Sign pricing is a challenge. Every time we have to quote a job, we have to think through the work carefully and try to price accurately. I remember long before I wrote EstiMate, I’d stare up at my “calculator on the ceiling” and think along the lines of, “okay.. 4×8.. that’ll cost about $90 for the board.. should take me about an hour and a quarter to cut and apply the vinyl… painting the board will take 15 minutes… so about $125 in materials and 1 1/2 hours of work… $200.”
Then I’d remember I needed to fill the edges of the MDO and prime the sucker. After I’d already quoted the customer the price.
The heart of solid, consistent pricing is knowing your costs and having everything together so that you can get a proper price to the customer quickly without having to worry about things like me forgetting the priming of the board. Once you really understand your costs, you won’t be afraid to charge what you have to. I’ll say that again. Once you really understand your costs, you won’t be afraid to charge what you have to, because you will realize that in order to make money you just can’t underprice and make it up on volume!

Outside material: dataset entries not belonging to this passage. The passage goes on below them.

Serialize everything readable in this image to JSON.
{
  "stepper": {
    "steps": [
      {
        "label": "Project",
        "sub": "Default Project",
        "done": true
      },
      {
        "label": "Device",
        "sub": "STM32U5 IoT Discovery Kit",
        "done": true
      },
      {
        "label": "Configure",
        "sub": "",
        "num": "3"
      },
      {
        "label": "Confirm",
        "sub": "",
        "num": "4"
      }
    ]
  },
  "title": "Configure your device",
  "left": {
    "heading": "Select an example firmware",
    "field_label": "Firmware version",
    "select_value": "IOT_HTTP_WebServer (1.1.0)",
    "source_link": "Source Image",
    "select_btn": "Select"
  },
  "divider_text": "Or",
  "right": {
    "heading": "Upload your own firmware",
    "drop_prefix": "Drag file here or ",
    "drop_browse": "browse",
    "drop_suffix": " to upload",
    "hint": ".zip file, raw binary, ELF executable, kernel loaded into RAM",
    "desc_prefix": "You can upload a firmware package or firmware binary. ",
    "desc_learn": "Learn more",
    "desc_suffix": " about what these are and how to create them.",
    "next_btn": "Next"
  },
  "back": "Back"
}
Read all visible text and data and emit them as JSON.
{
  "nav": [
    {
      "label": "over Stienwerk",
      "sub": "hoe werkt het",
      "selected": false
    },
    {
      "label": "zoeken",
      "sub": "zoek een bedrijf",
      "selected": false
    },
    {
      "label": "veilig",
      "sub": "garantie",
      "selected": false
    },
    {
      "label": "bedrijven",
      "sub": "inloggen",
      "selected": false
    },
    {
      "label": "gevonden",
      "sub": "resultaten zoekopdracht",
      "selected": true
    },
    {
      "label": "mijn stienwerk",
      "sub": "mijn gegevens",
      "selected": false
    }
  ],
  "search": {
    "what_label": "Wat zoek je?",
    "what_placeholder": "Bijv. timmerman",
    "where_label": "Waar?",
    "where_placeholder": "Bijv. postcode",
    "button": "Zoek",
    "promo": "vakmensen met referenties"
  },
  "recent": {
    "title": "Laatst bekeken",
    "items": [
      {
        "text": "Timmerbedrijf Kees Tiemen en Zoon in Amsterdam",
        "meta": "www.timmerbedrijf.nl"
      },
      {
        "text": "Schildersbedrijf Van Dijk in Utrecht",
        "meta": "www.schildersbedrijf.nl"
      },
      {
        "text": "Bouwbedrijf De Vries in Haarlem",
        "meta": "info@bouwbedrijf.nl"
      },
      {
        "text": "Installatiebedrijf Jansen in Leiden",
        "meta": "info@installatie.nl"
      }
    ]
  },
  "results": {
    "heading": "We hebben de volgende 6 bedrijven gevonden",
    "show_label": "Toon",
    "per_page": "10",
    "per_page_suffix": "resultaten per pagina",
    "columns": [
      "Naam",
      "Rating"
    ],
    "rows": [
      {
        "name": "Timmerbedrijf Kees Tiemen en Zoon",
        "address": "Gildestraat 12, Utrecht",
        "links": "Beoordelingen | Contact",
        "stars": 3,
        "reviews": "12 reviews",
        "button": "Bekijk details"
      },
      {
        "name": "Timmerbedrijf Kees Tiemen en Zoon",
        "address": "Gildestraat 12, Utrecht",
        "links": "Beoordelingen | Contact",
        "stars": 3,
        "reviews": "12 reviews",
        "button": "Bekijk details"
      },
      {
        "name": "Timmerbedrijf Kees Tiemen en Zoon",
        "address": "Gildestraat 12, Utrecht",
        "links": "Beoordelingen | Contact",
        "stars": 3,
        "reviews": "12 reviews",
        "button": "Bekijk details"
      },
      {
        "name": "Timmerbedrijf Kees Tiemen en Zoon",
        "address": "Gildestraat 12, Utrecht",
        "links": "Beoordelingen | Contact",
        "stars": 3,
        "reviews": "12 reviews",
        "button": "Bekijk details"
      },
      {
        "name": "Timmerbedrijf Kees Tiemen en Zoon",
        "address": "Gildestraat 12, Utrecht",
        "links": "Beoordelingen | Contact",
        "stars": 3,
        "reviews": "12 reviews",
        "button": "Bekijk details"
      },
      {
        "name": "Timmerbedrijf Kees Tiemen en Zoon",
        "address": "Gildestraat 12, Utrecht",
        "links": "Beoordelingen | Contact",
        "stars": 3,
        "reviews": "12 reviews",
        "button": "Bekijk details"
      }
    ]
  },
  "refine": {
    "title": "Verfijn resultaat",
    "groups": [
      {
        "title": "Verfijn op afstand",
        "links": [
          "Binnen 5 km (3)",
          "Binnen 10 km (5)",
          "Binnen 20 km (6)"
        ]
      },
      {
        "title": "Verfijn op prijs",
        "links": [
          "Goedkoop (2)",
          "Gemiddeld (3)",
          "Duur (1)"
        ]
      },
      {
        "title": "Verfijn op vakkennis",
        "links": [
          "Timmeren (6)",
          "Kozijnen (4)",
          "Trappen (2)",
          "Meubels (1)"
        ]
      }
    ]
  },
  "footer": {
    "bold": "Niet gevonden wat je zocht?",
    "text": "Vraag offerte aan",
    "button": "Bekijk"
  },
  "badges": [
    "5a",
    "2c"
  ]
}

Try an experiment and raise your prices.
Next time you have to quote a job for a new customer, spend some time explaining all the benefits of the sign you are selling them. Talk about successes you’ve had with similar sign jobs. Show the customer some of the best pictures of your work. Then, quote a higher price by 20% than you normally would have and in the same breath promise the sign quickly and back it with a warranty.
I bet you’ll have the deposit in hand within an hour, because customers like being treated that way. They can say to their friend / business partner / significant other, “I’m getting a great sign for my business, and that guy’s gonna do an awesome job on it. He even says so-and-so’s business tripled after they put in a new sign he made!”
That’s the power of salesmanship. It’s really not all about price.